TOMATO CORN CURRY RICE
Ever wonder what to do with fresh corn-on–the-cob besides eating it straight from the cob? I did, and this tomato corn curry rice is what I came up with. Super simple. Super tasty. Light and refreshing!
Makes 8 cups rice and 6 cups tomato corn
3-1/2 c. water
2 t. salt
2 t. mild Madras curry powder
2 t. dried cilantro leaves
1 t. turmeric
3 c. Jasmine rice, rinsed in wire mesh strainer till water runs clear
1 T. extra virgin olive oil
1 c. diced green pepper
1 c. diced sweet red pepper
1 c. diced sweet onion
salt to taste
4 cooked ears corn-on-the cob; remove kernels and discard cobs
28 oz. can diced tomatoes
2 t. mild Madras curry powder
1 t. garlic powder
fresh grind black pepper to taste
salt to taste
fresh cilantro leaves for garnish (optional but nice)
In large saucepan combine water, salt, curry, dried cilantro, turmeric and garlic. Bring to boil. Add rice, stir, return to boil. Cover tightly, reduce heat to low and cook 15 minutes. Remove from heat, remove cover and fluff with utensil.
In another pan over medium heat, melt olive oil – only 1 tablespoon is needed.
Add both peppers, onion, salt to taste. Saute till tender. Depending on the type of pan you use, you’ll get a little or a lot of char on the bottom of the pan.
Add corn kernels, a little more salt, then saute till heated through.
Add tomatoes, curry and garlic. Stir well, salt and pepper to taste, then cook on low heat for about 10 minutes, stirring as needed, rubbing some of the char into the tomato corn mix. Remove from heat.

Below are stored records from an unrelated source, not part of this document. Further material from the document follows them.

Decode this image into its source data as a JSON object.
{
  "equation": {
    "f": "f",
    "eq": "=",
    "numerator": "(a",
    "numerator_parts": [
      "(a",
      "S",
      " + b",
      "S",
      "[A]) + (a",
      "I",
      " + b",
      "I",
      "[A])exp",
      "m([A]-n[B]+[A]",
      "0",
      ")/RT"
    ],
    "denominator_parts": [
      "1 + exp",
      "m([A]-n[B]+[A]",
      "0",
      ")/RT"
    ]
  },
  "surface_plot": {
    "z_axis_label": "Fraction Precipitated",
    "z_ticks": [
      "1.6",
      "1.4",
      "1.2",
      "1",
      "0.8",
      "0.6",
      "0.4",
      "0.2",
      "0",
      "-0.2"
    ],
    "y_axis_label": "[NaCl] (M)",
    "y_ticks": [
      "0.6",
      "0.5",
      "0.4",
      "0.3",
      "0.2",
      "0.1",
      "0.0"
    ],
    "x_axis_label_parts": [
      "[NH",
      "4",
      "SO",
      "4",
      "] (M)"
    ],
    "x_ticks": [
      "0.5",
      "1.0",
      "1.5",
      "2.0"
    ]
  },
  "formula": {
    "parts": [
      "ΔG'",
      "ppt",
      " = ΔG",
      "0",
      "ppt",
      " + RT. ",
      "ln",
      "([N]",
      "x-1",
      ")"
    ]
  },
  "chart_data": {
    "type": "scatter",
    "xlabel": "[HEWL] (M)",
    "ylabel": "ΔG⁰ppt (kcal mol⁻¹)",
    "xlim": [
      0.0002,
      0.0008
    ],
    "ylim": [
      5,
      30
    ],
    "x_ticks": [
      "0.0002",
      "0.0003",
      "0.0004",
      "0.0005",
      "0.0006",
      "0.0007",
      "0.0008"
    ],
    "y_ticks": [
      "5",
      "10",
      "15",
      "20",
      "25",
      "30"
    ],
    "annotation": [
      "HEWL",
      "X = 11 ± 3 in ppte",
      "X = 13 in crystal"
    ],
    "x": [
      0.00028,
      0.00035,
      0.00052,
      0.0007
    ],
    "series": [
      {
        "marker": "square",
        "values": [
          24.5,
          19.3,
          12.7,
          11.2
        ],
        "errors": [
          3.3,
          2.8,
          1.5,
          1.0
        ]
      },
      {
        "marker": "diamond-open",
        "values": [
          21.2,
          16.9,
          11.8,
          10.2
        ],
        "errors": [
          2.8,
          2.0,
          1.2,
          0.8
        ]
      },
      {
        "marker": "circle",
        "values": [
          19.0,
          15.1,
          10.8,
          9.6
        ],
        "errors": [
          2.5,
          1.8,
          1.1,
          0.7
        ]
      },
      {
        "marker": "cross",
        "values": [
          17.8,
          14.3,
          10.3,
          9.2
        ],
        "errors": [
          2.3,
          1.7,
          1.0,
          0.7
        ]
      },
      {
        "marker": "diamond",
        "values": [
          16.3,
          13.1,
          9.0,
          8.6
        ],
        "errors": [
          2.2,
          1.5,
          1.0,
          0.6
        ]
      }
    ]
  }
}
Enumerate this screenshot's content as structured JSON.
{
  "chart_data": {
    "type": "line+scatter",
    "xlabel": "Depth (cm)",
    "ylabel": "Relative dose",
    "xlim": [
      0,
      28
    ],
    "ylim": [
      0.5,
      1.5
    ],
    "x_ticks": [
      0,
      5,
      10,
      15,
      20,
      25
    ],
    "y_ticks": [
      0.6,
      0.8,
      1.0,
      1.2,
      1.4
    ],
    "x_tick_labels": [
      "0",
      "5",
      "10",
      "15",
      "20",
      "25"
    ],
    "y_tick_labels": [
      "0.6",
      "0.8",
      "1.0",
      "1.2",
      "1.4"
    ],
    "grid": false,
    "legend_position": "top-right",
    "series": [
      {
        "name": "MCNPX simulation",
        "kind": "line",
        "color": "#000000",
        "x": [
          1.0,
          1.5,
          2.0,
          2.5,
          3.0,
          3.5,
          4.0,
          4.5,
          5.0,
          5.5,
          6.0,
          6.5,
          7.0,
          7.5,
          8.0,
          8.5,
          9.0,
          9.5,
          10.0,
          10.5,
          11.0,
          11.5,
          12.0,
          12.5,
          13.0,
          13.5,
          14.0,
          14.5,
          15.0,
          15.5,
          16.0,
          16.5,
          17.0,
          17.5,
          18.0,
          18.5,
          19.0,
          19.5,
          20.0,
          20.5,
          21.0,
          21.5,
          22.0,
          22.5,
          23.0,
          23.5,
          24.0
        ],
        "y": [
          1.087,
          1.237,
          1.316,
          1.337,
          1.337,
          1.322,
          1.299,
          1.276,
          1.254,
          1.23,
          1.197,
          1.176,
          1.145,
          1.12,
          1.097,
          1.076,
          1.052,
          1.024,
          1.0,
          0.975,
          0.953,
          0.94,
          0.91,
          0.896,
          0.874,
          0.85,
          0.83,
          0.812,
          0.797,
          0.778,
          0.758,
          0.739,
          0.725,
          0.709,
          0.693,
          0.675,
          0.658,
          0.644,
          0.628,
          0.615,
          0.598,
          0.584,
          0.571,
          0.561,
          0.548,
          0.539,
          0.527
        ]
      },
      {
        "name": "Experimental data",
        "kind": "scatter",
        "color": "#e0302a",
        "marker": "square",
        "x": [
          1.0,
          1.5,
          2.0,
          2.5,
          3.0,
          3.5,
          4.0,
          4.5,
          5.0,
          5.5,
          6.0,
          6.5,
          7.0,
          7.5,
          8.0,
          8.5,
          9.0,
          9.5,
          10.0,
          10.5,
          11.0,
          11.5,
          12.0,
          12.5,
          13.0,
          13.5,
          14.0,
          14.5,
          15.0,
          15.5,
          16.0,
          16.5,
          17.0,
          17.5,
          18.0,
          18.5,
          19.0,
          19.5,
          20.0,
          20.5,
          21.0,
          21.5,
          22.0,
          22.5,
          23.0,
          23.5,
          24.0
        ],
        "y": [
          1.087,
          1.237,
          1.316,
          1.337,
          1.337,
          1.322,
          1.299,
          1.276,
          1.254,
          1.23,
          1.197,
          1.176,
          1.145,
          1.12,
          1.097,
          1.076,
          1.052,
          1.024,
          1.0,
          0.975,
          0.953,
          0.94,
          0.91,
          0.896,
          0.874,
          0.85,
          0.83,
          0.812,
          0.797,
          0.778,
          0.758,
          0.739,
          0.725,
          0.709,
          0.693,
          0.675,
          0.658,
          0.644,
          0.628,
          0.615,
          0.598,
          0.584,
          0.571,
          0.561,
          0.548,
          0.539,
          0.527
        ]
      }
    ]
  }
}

Stay at the stove or at least in the kitchen, otherwise the small amount of liquid with all evaporate. Pay attention.
Serve the tomato corn curry over the rice. Top with fresh cilantro leaves. Or, mix it all together. We had it both ways and liked it both ways.
Notes: Dried cilantro isn’t usually available in mainstream supermarkets and local grocery shops that I shop at, so substitute dried basil or tarragon or a combination of both. I got mine at a specialty herb and spice shop. McCormick brand makes it. It’s also available online. Not many people use it in their recipes, but I like it.
Sometimes when cooking rice with additives, the rice will stick to the bottom of the pan. Scoop up only what is loose. Don’t try to scrape all the hardened bits up into the fluffy rice. You won’t lose much rice.
Recently when dining at a local Chinese restaurant, the cook did exactly that – scraped too thoroughly the bottom of the rice pot – and I was picking hard bits of rice out of my mouth the entire meal. Now when I go back, I will not order rice with anything. It’s not worth the effort or the possible broken tooth.
Use whatever curry you like. Madras is my favorite, but even I can’t always find it unless I purchase it online. If you’ve never tasted it give it a try sometime. Unless you like a lot of heat, start with the mild version.